I’ll say now that Kid Icarus: Uprising was one of my most hotly anticipated 3DS games. Notice the “was.” Much like my disappointment with Super Mario 3D Land, my hopes for Kid Icarus: Uprising have also been somewhat pulled out from under my feet.
But first I need to take you back to February earlier this year. Before 3DS launched, I was invited to a special Club Nintendo 3DS preview event where I got to try out a range of 3DS games, and Kid Icarus: Uprising was one of them. Although my time with the game was short– I barely had enough time to even make it half way through the first “easy” flying level before I was kicked off the console and moved on into another room– those first few minutes were brilliant.
I really loved the fast-paced action and the diving turns of the camera as Pit careered through the sky blasting bad guys and dodging enemy projectiles, and I was relieved that the Metriod Prime Hunters-esque controls didn’t seem like they were going to cramp my hand.
There hasn’t been aerial action acrobatics like this since the good old days of Star Fox 64.
I came away thinking that this was a game to really be excited about. But now that I’ve tried the land sections, everything’s changed.

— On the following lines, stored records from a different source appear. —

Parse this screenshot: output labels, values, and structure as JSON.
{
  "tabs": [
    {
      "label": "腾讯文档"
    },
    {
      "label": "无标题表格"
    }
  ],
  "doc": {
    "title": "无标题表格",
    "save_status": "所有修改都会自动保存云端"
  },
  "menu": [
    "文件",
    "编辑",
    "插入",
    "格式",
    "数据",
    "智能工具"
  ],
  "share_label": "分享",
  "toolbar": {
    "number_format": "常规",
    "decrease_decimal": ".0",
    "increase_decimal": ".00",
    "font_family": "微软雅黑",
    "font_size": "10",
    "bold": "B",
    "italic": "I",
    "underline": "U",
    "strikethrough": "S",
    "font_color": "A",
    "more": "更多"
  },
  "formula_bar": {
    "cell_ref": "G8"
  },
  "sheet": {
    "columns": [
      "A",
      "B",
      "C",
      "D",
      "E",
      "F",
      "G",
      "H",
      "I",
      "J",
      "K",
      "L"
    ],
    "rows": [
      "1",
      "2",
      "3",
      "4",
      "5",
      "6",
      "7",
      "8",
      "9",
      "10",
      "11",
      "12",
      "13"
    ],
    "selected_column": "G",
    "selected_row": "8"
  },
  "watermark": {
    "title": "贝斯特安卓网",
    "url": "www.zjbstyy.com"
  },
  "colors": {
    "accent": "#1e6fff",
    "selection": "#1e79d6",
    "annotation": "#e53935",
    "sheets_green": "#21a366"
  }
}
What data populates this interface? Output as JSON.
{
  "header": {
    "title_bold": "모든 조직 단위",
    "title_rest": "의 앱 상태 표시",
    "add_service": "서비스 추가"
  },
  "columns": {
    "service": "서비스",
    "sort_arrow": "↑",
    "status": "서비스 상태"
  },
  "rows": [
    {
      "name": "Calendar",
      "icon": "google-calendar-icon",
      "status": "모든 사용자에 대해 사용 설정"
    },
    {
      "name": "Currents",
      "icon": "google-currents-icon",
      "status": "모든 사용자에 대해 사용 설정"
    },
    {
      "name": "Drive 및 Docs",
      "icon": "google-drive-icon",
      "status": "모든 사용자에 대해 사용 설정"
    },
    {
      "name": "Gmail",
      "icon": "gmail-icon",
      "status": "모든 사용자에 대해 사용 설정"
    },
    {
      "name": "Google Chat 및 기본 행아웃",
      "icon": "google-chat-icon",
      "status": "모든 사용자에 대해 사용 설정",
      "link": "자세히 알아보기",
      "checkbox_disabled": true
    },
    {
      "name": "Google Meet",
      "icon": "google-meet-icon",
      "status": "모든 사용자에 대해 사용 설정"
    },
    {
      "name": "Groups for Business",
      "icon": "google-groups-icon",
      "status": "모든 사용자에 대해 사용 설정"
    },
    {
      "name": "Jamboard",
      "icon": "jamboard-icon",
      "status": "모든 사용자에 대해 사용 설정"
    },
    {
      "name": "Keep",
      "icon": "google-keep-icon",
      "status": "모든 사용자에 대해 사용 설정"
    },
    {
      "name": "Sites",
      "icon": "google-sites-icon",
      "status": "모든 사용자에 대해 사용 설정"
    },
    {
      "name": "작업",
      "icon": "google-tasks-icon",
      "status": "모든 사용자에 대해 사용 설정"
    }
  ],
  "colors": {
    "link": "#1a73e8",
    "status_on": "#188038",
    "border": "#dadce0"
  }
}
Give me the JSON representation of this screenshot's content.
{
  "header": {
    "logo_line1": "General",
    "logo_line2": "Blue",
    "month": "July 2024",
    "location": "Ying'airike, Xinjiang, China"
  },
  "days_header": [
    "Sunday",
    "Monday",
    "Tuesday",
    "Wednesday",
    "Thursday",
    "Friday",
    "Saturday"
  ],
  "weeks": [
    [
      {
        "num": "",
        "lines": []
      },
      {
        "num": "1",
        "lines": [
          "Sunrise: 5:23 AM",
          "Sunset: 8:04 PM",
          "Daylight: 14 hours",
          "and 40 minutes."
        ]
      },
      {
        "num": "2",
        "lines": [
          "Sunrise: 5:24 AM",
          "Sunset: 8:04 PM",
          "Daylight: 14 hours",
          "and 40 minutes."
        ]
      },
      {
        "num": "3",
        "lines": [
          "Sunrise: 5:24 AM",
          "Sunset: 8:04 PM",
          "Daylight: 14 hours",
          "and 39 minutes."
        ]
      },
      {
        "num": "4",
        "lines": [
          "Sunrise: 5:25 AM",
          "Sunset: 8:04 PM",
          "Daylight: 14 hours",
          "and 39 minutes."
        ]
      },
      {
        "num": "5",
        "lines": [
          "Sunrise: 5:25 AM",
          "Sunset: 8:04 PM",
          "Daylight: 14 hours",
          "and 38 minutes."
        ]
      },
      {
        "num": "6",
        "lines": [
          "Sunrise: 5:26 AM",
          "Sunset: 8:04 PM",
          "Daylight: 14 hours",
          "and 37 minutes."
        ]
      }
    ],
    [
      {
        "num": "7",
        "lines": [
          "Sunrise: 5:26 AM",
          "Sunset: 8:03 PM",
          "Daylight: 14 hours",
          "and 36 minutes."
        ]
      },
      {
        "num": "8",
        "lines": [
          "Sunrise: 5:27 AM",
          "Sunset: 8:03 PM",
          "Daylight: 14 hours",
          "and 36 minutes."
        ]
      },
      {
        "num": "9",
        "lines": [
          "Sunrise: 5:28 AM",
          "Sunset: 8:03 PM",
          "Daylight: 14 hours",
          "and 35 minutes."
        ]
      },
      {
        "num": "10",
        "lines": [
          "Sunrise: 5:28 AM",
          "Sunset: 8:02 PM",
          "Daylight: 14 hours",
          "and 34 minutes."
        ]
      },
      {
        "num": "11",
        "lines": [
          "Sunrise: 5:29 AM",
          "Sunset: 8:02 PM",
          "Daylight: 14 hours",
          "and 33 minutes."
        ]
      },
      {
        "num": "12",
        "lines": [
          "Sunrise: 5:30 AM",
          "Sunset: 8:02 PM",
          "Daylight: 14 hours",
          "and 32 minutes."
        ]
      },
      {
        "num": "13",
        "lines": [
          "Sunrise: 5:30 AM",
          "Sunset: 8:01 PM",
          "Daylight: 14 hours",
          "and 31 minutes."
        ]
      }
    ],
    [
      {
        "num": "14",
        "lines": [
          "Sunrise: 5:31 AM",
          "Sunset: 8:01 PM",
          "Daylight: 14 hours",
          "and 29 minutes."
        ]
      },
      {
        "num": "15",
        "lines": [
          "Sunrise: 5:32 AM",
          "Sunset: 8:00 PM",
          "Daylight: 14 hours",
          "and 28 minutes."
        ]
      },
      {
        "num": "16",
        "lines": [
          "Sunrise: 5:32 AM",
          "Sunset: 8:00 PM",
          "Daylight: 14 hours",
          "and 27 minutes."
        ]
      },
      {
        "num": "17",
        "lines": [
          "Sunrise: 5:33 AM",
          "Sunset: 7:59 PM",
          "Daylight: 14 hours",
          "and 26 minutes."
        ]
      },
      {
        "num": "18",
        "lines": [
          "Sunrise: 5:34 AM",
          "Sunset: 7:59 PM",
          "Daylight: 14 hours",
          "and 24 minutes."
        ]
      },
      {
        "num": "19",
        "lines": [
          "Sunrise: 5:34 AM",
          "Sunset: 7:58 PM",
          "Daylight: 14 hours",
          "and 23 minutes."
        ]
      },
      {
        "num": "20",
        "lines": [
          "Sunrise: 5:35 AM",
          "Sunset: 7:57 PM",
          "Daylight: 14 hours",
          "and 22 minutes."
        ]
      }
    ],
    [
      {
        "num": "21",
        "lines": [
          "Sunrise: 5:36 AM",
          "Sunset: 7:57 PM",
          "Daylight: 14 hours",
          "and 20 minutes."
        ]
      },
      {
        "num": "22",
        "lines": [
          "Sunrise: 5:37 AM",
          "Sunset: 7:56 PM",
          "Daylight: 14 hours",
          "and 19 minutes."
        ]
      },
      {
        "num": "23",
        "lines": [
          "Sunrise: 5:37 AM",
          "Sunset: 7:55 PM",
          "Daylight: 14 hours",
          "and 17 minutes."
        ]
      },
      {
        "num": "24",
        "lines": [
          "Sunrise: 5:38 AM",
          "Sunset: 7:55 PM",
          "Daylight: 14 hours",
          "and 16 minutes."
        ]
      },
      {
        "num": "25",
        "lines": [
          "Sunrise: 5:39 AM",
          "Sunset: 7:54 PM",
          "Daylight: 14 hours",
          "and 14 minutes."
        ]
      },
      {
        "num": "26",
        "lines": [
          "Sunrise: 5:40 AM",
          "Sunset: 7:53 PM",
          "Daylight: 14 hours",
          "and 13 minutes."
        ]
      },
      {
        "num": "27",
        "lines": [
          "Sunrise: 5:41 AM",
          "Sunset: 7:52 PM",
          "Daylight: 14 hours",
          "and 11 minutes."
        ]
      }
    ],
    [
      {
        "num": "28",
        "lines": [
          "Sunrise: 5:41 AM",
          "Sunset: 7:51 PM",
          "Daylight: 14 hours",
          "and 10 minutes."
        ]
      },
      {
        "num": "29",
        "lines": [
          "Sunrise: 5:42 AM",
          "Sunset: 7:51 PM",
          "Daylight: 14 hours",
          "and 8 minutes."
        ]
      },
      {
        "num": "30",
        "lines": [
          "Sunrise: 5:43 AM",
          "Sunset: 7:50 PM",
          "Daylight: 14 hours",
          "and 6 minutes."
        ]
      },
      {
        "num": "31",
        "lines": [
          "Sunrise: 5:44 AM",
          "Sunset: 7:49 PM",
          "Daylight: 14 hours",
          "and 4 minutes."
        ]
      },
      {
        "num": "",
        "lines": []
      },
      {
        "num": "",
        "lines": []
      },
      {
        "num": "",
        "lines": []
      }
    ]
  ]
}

Don’t get me wrong, the flying levels certainly were still excellent– I picked a different difficulty setting this time round (“normal”), and promptly got stuck in. You can move Pit around the screen with the circle pad and fire your weapon of choice with L while aiming with the stylus. On the easy setting, I remember thinking that there wasn’t really much need to move Pit around the screen due to the sheer lack of enemies, making the circle pad appear a rather superfluous addition to the control scheme. But the normal difficulty definitely stepped it up a gear. There were more enemies on screen and more obstacles to dodge, and there was a very pleasing sense of progression between the two settings.
The game also still looks as fantastic as it was on that cold February morning, and the 3D effect still adds a useful and beneficial level of depth when you’re trying to judge how to manoeuvre round incoming laser beams and kami-kaze enemies of doom.
Players had a variety of long and short range weapons to choose from, with giant claws being just one of them.
But then the flying section came to an end and I was left to scramble around a confusing dungeon with one very, very, very stubborn camera.
The exquisite twists and turns of the on-rails flying experience suddenly morphed into a clunky and petulant free-roaming(-ish) experience and it put a real downer on the rest of the game.
As Kevin explained in his preview earlier in the year, you have to use the stylus to tilt the camera. But when you’re also using the stylus to aim, moving around and dodging a whole cacophony of enemy projectiles with the circle pad and frantically press L to fire your own weapon, it felt like a complete mess to me.
With so much going on onscreen, I constantly felt like I was trying to do too many things at once, and an awkward camera was the last thing I needed to worry about in this frantic and sometimes overwhelming marathon of enemies.
I found that the main problem is that it tries to guide you in the right direction but does so at the cost of your own freedom and exploration. It’s not so bad if you want to keep moving forward and ploughing on, but if you want to turn to the side or, heavens forbid, backward to slice an enemy you accidentally just missed, then woe unto you. It’s not strictly on-rails, but it’s trying its ever so hard to re-capture that same feeling of seamless airborne action, and I just felt that it didn’t work very well.
The slick action cuts of the trailers have a lot to answer for here.
It’s perhaps due to the timer at the top of the screen– you only have a certain amount of time to complete the level, and I for one didn’t manage to get to the end in time. The more enemies you defeat, the more time gets added to your clock, and in this sense I can understand why there’s a need to keep pushing players forward.
But when Pit’s wings have already burnt up and there isn’t really any other kind of logical impetus to make players complete the level in a timely fashion, I can’t really see any real reason to have the timer in the first place. Sure, there are high scores and rankings to obtain for each level, but considering that I felt pretty overwhelmed on just the normal difficulty level, the timer seems like an unnecessarily burdensome part of the game for players to worry about.
Perhaps I’m the one at fault for not quite mastering the camera in such a short space of time– Kevin certainly didn’t seem to have any issue with it– but for me it’s cast a bit of a shadow over the game. That said, I think my disappointment stems more from not truly appreciating what type of game Kid Icarus: Uprising really is than it being of a poor standard. I was expecting a more free-roaming third-person adventure style for the land sections, but that’s definitely not what they are– think Sonic Adventure and Sonic Adventure 2 and you’ll have a better idea of what Kid Icarus: Uprising is trying to achieve here.
The camera is still dodgy and the timer is perhaps unnecessary, but now that I’ve come to terms with what the game actually wants me to do, I don’t think the excitement I felt for this game seven months ago has been lost forever. Come launch day, I’m pretty certain that Kid Icarus: Uprising will still be on my top games-to-get list– but perhaps just not as high as before.